De vos rares bontés je me sens étonné.

Mais moins à ces bontés j’avais droit de prétendre,

Plus au retour trop dû vous devez vous attendre.

Croyez, sous ces dehors de la tranquillité,

Que le fond de mon cœur n’est pas moins agité.

ISABELLE.

Non, je ne trouve point que votre air soit tranquille ;

Mais il semble annoncer plus de torrents de bile

Que de transports d’amour : je ne crois pas pourtant

Que mon discours, pour vous, ait eu rien d’insultant,

Et sans trop me flatter, d’autres à votre place

L’auraient pu recevoir d’un peu meilleure grâce.

DORANTE.

À d’autres, en effet, il eût convenu mieux.

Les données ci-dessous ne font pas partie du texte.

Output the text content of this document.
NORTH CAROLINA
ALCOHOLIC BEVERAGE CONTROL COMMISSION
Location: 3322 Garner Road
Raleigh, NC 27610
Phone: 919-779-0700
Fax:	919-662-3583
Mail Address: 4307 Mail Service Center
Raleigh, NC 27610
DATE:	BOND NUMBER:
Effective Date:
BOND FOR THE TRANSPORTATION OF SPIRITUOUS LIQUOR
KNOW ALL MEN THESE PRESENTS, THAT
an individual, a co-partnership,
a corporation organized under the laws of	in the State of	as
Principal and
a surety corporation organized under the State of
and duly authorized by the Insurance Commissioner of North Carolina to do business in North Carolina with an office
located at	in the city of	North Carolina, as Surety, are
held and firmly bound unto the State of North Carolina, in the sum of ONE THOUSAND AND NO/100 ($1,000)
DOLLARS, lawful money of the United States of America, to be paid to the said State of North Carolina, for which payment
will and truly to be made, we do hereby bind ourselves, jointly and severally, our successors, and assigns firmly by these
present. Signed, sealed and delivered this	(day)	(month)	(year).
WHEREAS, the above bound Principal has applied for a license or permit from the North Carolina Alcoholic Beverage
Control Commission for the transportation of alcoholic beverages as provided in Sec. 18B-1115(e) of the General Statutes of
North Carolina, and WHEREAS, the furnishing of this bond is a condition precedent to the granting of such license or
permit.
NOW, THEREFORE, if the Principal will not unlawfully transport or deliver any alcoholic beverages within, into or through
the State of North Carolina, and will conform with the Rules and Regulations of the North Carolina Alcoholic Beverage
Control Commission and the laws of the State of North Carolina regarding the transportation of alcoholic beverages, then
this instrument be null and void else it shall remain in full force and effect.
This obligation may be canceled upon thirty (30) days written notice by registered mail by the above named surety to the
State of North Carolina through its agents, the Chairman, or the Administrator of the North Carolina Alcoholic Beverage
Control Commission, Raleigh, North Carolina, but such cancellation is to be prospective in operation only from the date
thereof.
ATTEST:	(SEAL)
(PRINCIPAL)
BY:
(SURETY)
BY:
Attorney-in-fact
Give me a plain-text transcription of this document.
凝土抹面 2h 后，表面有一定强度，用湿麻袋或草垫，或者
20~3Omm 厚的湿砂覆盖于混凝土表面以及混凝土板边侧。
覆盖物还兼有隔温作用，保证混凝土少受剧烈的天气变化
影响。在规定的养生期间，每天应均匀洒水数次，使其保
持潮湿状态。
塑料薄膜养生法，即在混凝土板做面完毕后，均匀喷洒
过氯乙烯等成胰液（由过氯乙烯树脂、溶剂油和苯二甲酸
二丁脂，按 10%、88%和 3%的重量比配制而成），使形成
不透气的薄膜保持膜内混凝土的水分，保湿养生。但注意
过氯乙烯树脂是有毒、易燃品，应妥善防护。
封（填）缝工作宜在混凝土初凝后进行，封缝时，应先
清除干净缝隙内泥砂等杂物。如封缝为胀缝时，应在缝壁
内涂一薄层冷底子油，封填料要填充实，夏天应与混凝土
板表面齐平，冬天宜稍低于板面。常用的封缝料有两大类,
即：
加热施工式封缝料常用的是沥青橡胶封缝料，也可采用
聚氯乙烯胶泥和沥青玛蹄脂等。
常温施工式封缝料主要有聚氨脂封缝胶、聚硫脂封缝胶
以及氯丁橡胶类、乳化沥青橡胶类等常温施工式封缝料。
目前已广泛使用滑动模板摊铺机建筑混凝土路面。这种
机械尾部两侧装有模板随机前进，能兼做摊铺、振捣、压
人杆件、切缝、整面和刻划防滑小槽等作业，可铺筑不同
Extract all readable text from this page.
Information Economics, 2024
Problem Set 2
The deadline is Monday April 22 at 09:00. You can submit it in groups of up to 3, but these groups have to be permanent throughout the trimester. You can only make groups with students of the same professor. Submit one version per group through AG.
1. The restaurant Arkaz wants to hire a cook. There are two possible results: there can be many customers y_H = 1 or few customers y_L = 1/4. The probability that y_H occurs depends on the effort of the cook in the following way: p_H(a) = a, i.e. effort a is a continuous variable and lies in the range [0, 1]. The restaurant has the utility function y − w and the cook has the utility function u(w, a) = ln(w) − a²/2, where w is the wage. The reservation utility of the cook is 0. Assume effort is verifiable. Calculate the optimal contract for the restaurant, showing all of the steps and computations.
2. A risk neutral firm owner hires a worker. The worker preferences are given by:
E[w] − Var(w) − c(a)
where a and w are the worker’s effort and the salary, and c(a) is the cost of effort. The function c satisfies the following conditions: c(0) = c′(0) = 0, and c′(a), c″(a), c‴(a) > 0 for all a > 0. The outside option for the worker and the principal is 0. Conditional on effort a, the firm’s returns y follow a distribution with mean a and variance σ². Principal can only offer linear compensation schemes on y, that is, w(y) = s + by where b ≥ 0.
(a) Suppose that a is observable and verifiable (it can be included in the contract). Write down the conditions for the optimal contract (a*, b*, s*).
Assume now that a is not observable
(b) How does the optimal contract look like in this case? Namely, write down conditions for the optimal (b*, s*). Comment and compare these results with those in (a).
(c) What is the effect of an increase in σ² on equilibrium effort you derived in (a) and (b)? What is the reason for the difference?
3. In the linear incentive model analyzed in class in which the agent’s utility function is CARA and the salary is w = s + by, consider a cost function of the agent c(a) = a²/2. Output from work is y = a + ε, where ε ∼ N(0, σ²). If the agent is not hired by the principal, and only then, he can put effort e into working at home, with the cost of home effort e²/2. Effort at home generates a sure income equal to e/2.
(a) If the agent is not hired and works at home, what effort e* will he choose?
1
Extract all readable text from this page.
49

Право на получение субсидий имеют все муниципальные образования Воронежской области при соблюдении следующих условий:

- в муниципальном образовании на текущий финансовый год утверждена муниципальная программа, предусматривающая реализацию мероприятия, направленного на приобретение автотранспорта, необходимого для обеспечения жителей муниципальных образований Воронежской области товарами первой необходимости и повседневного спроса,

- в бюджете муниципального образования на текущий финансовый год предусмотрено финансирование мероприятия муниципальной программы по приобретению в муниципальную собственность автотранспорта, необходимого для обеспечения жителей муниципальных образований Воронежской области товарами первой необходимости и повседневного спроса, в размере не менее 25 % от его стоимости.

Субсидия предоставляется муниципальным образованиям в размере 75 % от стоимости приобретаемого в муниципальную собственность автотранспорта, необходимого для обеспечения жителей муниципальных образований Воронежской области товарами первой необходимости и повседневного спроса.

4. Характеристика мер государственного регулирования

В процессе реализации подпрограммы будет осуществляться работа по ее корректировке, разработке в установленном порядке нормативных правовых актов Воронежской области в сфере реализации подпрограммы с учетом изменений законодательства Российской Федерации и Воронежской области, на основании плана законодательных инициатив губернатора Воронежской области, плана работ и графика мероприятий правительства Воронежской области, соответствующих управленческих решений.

Avec autant de goût on a de meilleurs yeux,

Et je ne trouve point, sans doute, en mon mérite,

De quoi justifier ici votre conduite :

Mais je vois qu’avec moi vous voulez plaisanter ;

C’est à moi de savoir, madame, m’y prêter.

ISABELLE.

Dorante, c’est pousser bien loin la modestie :

Ceci n’a point trop l’air d’une plaisanterie :

Il nous en coûte assez en déclarant nos feux,

Pour ne pas faire un jeu de semblables aveux.

Mais je crois pénétrer le secret de votre âme ;

Vous craignez que, cherchant à tromper votre flamme,

Je ne veuille abuser du défi de tantôt

Pour tâcher aujourd’hui de vous prendre en défaut.

Je ne vous cache point qu’il me paraît étrange

Qu’avec autant d’esprit on prenne ainsi le change :

Pensez-vous que des feux qu’allument nos attraits

Nous redoutions si fort les transports indiscrets,

Et qu’un amour ardent jusqu’à l’extravagance

Ne nous flatte pas mieux qu’un excès de prudence ?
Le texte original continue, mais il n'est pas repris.